New Albany has a long relationship with glass and, in honor of that tradition, the Carnegie Center for Art & History presents the exhibition Phase Change: Works in Glass by C. Matthew Szösz, on display May 21-July 10, 2010. This exhibit coincides with the Glass Art Society Annual Conference in Louisville (June 10-12) and is one of many exhibitions of glass that will be on display in the New Albany and greater Louisville area during the conference. Phase Change: Works in Glass by C. Matthew Szösz and the opening reception for this exhibit are sponsored by the Carnegie Center, Inc.

Born in Rhode Island, Matthew Szösz has received a BFA, a BID (Industrial Design), and a MFA (Glass) from Rhode Island School of Design. He has worked professionally in art and art related fields in Rhode Island, New Mexico and California for the last twelve years. Recently he has received the Pilchuck Scholarship, a Stein Fund Grant, and the Award of Excellence in Graduate Studies from RISD. He was an Emerging Artist in Residence at Pilchuck in 2007, and a Wheaton Fellow in 2008. He won the 2009 Jutta Cuny-Franz Memorial Award, becoming the second American ever to do so. In the spring of 2010 he was an artist in residence at Nagoya Institute for the Arts and taught a workshop at Toyama Glass Institute, both in Japan. He is currently the Artist in Residence at Virginia Commonwealth University’s division of Craft/Material Studies for 2009-2010.

Of this exhibit, Szösz writes, “The title Phase Change refers to the shift undergone by materials as they move from one state of matter to another—liquid to solid, gas to liquid. This change is the primary concern of many glass workers—blowing, casting, bending, drawing all rely on the transition of glass to a liquid malleable state and back again to solid form. The work presented in this exhibition is the direct result of experimentation and investigation into that change; it is an attempt to freeze for examination that moment, the moment wherein the material undergoes change, both in shape and state.” He continues, “My work is created by employing ready-made material, most often common window glass, as a tool for the investigation of material behavior. It is heated to a point of flexibility, subjected to acute force, and quickly solidified. The resulting forms are created partly by my manipulation, and partly by the physical response of the glass to stresses placed on it… a carefully planned and assembled experiment is prepared, and then submitted to physics for sudden, violent, often unpredicted results.”
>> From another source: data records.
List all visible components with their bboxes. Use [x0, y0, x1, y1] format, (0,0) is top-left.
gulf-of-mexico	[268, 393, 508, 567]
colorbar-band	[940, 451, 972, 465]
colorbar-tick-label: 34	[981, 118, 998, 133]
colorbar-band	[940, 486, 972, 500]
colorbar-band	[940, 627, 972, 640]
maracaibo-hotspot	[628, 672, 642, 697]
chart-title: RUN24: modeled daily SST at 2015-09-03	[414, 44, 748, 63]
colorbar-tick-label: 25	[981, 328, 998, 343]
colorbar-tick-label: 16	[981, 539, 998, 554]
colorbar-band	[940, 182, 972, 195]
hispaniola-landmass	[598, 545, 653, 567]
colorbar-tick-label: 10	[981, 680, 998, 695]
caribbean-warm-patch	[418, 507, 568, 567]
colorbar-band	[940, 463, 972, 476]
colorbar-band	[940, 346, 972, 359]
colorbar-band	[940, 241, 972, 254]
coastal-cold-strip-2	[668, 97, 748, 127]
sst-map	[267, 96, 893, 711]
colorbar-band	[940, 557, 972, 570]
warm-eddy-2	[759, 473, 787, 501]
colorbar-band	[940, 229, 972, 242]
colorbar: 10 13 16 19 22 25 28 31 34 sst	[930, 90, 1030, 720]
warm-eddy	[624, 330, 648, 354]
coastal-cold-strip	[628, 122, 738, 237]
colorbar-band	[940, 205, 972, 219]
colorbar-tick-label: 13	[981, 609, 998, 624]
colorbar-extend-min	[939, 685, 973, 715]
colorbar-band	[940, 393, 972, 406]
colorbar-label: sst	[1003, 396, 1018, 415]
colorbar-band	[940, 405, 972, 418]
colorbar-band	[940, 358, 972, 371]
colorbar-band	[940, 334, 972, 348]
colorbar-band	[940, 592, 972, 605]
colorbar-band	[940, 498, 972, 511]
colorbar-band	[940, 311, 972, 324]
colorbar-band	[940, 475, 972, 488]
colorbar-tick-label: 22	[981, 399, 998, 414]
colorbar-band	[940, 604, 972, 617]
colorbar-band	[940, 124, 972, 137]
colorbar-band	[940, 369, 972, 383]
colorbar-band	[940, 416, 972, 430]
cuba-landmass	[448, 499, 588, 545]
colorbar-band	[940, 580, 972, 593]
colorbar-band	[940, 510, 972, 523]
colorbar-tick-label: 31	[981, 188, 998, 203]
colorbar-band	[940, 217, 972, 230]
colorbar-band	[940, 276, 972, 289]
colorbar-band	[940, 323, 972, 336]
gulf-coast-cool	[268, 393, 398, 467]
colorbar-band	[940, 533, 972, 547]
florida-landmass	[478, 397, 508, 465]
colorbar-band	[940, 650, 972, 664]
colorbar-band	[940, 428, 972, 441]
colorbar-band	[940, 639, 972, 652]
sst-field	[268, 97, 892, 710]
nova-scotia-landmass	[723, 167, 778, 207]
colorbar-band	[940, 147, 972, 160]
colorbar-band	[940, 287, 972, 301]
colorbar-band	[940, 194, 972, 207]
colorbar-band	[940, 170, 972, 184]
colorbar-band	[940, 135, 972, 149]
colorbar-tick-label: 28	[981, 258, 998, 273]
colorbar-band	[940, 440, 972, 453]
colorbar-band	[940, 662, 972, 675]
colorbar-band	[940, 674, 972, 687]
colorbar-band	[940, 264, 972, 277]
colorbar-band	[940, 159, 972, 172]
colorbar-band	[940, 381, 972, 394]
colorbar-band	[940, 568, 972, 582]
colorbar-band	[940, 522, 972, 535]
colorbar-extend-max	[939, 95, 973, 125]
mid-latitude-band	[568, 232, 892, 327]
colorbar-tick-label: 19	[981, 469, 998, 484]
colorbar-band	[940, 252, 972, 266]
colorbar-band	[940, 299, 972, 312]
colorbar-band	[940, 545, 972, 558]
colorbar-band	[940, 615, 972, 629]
New Albany’s relationship with glass goes back to 1865, when John B. Ford opened his New Albany Glass Works. Ford’s innovations transformed New Albany and glassmaking. The city was the beneficiary of the contributions of skilled craftsmen, who came from England, Belgium and the eastern United States to work at the glass works and many other New Albany businesses benefitted from the success of the glass works. The exhibition Phase Change focuses on transformation as well, specifically the moment of physical and material shifts that change a material into another form, and back again. Carnegie Center Curator Karen Gillenwater explains, “Transformation fascinates us—who hasn’t made a balloon out of a rubber glove or a puppet out of a sock. We are driven to imagine what could be and to invent ways to make our dreams reality. Matthew Szösz takes transformation to a new level by turning sheets of glass that were destined to become windows we would look through into works of art with brilliant colors, intricate patterns and fascinating shapes that we can’t pull our eyes away from. The plate-glass industry transformed New Albany as Szösz transforms simple, flat sheets of plate glass into expressive works of art.”